Too bad they didn't go into the "how" part, or the "why". Apparently, EDM culture isn't about history, or technique, or talent - it's just peace and groovy faces everywhere.
Fans of EDM might enjoy seeing performers like Deadmau5, Benny Benassi, and Swedish House Mafia do their thing. However, sitting through two hours of this, with no discernible point or background information, seems like a bit much even for the most devoted EDM fan.
Towards the end, after talking a bit about spiritual connectedness, Rotella notes that he appreciates "the people who have stuck around through the ups and downs."
It would've been nice if we'd heard a bit about those ups and downs, rather than just really cool shots of dancers for two fucking hours.
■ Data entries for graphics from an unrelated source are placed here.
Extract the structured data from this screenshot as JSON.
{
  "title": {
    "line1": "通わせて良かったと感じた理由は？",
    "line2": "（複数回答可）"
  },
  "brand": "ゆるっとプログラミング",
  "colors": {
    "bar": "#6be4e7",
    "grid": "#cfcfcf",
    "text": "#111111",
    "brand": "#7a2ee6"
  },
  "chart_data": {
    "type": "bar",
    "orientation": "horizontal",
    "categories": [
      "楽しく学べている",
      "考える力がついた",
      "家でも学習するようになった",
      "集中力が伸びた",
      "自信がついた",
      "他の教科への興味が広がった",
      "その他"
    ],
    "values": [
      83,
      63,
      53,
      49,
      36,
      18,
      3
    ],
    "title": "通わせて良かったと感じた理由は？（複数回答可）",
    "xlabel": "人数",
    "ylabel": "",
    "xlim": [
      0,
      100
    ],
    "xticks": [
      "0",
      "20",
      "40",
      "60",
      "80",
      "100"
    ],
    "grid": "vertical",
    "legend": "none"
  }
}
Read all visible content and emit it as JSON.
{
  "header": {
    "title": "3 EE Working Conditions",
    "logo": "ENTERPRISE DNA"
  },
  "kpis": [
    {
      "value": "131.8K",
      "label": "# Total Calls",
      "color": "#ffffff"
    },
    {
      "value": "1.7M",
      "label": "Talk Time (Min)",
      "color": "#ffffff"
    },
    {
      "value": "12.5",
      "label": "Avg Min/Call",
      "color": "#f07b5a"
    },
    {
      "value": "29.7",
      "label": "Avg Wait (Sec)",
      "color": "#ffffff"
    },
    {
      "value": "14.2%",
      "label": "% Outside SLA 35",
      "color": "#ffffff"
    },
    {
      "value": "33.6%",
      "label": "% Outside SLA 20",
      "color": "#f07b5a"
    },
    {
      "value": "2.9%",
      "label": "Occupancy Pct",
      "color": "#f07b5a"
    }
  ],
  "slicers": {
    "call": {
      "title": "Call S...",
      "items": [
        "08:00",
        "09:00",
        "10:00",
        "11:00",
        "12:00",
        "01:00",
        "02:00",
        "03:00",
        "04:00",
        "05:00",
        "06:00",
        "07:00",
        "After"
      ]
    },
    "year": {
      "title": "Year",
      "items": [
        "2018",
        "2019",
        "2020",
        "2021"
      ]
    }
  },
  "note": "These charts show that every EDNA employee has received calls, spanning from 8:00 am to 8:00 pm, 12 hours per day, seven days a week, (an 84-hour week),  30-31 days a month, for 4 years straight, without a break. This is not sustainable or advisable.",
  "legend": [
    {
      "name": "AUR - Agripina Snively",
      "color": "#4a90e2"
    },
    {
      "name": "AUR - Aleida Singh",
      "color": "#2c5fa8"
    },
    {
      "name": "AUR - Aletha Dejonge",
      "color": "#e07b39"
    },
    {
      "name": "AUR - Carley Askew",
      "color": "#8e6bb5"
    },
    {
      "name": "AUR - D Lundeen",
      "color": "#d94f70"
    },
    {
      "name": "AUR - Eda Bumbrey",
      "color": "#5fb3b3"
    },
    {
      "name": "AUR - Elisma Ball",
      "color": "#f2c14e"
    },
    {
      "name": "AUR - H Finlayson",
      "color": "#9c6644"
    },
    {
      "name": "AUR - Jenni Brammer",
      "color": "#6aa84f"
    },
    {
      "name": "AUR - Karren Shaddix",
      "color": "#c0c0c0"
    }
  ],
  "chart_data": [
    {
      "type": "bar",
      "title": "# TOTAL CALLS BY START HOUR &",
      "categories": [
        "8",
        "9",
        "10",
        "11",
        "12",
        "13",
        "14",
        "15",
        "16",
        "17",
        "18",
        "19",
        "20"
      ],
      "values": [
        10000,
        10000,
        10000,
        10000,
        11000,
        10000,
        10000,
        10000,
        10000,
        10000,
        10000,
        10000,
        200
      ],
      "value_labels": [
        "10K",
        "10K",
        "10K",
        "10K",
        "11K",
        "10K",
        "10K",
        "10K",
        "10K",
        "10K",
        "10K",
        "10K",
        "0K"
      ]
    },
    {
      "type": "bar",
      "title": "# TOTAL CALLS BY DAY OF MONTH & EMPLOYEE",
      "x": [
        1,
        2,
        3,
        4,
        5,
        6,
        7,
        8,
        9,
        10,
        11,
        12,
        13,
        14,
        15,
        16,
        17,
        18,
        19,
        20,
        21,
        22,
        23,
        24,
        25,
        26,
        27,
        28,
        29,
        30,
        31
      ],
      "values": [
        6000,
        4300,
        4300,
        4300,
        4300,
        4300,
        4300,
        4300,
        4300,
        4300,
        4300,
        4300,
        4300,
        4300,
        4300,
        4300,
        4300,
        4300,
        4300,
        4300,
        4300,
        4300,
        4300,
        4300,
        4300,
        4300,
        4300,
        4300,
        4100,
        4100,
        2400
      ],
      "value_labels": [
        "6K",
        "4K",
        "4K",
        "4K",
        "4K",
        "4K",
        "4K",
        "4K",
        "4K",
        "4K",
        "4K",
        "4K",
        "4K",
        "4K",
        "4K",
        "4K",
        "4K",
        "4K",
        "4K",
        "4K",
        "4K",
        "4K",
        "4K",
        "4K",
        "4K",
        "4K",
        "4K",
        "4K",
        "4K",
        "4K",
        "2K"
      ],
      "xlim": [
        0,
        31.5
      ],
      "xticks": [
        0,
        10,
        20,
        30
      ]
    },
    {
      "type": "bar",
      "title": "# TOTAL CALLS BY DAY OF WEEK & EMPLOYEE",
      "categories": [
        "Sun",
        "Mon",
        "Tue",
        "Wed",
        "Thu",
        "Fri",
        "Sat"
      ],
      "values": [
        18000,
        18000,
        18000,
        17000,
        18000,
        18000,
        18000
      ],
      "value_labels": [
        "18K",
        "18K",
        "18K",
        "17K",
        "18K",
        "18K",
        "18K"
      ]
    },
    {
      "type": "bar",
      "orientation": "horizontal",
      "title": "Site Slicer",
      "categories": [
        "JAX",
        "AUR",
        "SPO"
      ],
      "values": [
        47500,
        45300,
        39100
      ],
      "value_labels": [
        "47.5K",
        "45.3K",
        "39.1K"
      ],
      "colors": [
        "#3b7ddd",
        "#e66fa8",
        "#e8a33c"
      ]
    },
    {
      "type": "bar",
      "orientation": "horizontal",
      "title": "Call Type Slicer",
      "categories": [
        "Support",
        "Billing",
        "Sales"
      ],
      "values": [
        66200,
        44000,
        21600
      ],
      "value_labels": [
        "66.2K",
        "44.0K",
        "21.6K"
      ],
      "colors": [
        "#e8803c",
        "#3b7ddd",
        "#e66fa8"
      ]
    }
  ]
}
Personal Bias: None that I can think of. I like EDM, although I'm not a rabid fan. I went to a rave once in the late '90s. This is a very youth-oriented movement, and I'm 30, so hopefully I'm not too old to still "get it".
Random Note: My mate is a rabid sports fan who lived in L.A. in the late '80s and attended many Raiders and Rams games at the coliseum where this was shot. When Rotella started talking about how there were 100,000 people in attendance, my partner scoffed. He later broke it down for me: The coliseum holds 75,000 people; although there were people on the field, 40 percent of the coliseum was blocked off. That leaves approximately 45,000 seats. A football field is 900 feet by 100 feet; at a concert, packed in like sardines, we estimated that if each person on the field took up a two foot by two foot space, and if you add in the number of folks in the seats, that brings the number of attendees to 50,000. As this was a two-day event, there were probably 100,000 people over the course of both days; the people in the film fail to mention this. I suppose it's more fun to toss around that 100,000 number and watch people's eyes pop.
By The Way: The audience in the Hurst movie theater was very young, and many were dressed in colorful rave outfits, which was really cool. We saw a guy in a mouse hat, a girl in a tutu with fuzzy legwarmers, and lots of colorful bracelets. The two cops posted at the door -- no doubt to contain the riots that might happen in a mall movie theater in Hurst -- seemed to be in good spirits.